Charlie learned a lot from his Dad, from his Grandfather, from friends and neighbors, and from his own determination. He started collecting tools in High School when he found a boxmaker’s hatchet in an alley, and he was a member of the Rocky Mountain Tool Collectors Association for more than 30 years. He did a lot of woodworking, making cradles for each of his children’s first-born, making toys for grandchildren, and clocks and furniture for whoever needed them. He learned to swim when he was 90. He learned about relating to children from his Mother, then from his children’s Mother, then from his children, grandchildren, and great-grandchildren. He was good at it.

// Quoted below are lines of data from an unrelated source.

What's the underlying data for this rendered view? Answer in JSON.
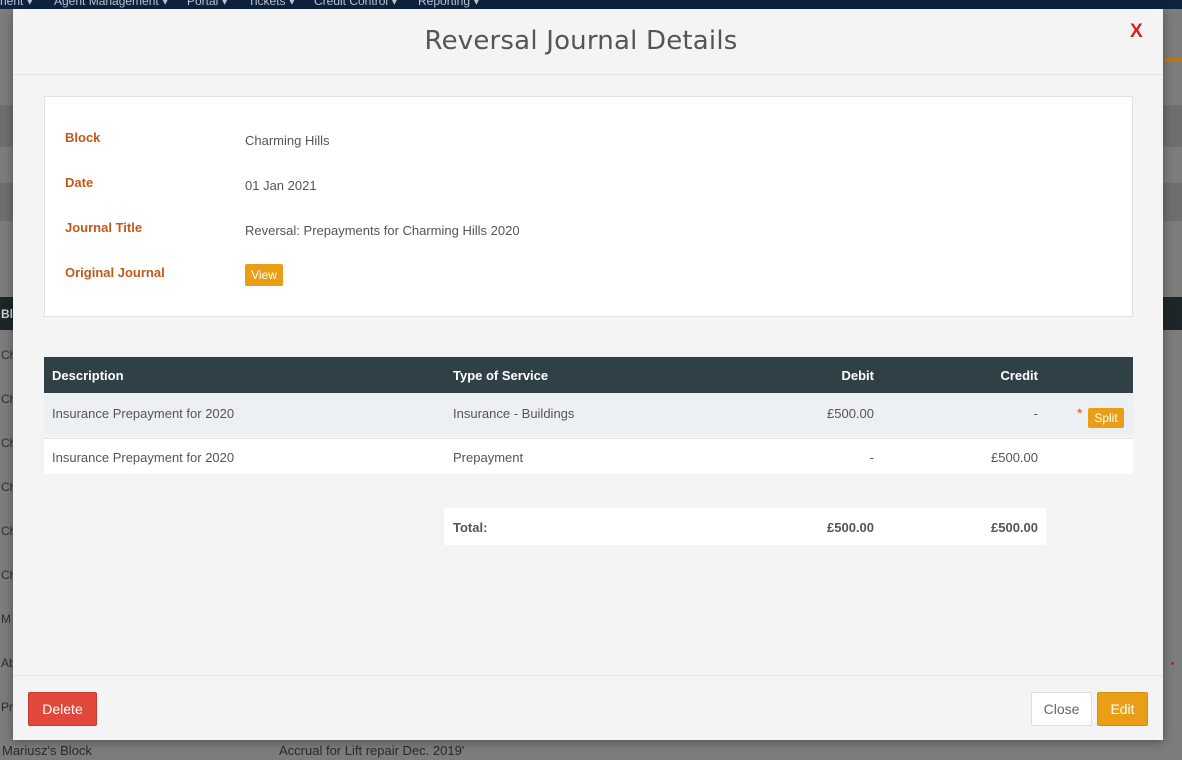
{
  "background": {
    "nav_items": [
      "nent ▾",
      "Agent Management ▾",
      "Portal ▾",
      "Tickets ▾",
      "Credit Control ▾",
      "Reporting ▾"
    ],
    "left_rows": [
      "Bl",
      "Ch",
      "Ch",
      "Ch",
      "Ch",
      "Ch",
      "Ch",
      "M",
      "Ab",
      "Pr"
    ],
    "bottom_row": {
      "block": "Mariusz's Block",
      "title": "Accrual for Lift repair Dec. 2019'"
    }
  },
  "modal": {
    "title": "Reversal Journal Details",
    "close_glyph": "X",
    "details": {
      "block_label": "Block",
      "block_value": "Charming Hills",
      "date_label": "Date",
      "date_value": "01 Jan 2021",
      "journal_title_label": "Journal Title",
      "journal_title_value": "Reversal: Prepayments for Charming Hills 2020",
      "original_journal_label": "Original Journal",
      "view_label": "View"
    },
    "table": {
      "headers": {
        "description": "Description",
        "type_of_service": "Type of Service",
        "debit": "Debit",
        "credit": "Credit"
      },
      "rows": [
        {
          "description": "Insurance Prepayment for 2020",
          "type_of_service": "Insurance - Buildings",
          "debit": "£500.00",
          "credit": "-",
          "marker": "*",
          "split_label": "Split"
        },
        {
          "description": "Insurance Prepayment for 2020",
          "type_of_service": "Prepayment",
          "debit": "-",
          "credit": "£500.00"
        }
      ],
      "total": {
        "label": "Total:",
        "debit": "£500.00",
        "credit": "£500.00"
      }
    },
    "footer": {
      "delete_label": "Delete",
      "close_label": "Close",
      "edit_label": "Edit"
    }
  },
  "colors": {
    "accent_orange": "#e99e16",
    "label_orange": "#c2581a",
    "danger_red": "#e2473c",
    "table_header": "#2f4147",
    "close_x_red": "#e11d1d"
  }
}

Helen and Charlie chose to live in a wonderful retirement community in Boulder when they were in their 70s. They made a lot of new friends and hosted family there for many years. When Charlie’s mobility and cognitive functions declined, he maintained a strong desire to keep doing things and going places. At 93, he made hardwood chopsticks for his kids and he also dabbled in pottery and painting. One late night in nursing care just before his 94th birthday, he managed to sneak past the staff in his wheelchair and he rode the elevator down to the parking garage where he pulled the fire alarm (it said “PULL”). And then he just smiled when his kids suggested that he maybe shouldn’t do that again.
Charlie’s parents were Spencer and Marie (Johnson) Aumiller. Charlie's dear wife Helen, son-in-law Doug Fairbairn, and brother-in-law Jerry Hendershot preceded him in death. He is survived by his sister Carol of Boise Idaho, brother Robert of Port Orange Florida, and his four Children: Ann Fairbairn lives in Arvada Colorado, Susan Finnegan lives in Longmont Colorado with her husband Pat. Barbara Vickers lives in Grand Rapids Michigan with her husband David. Phil Aumiller and his wife Wendi live in Lyons Colorado. Charlie’s 11 grandchildren and 13 great-grandchildren live in Colorado, Michigan, and Illinois.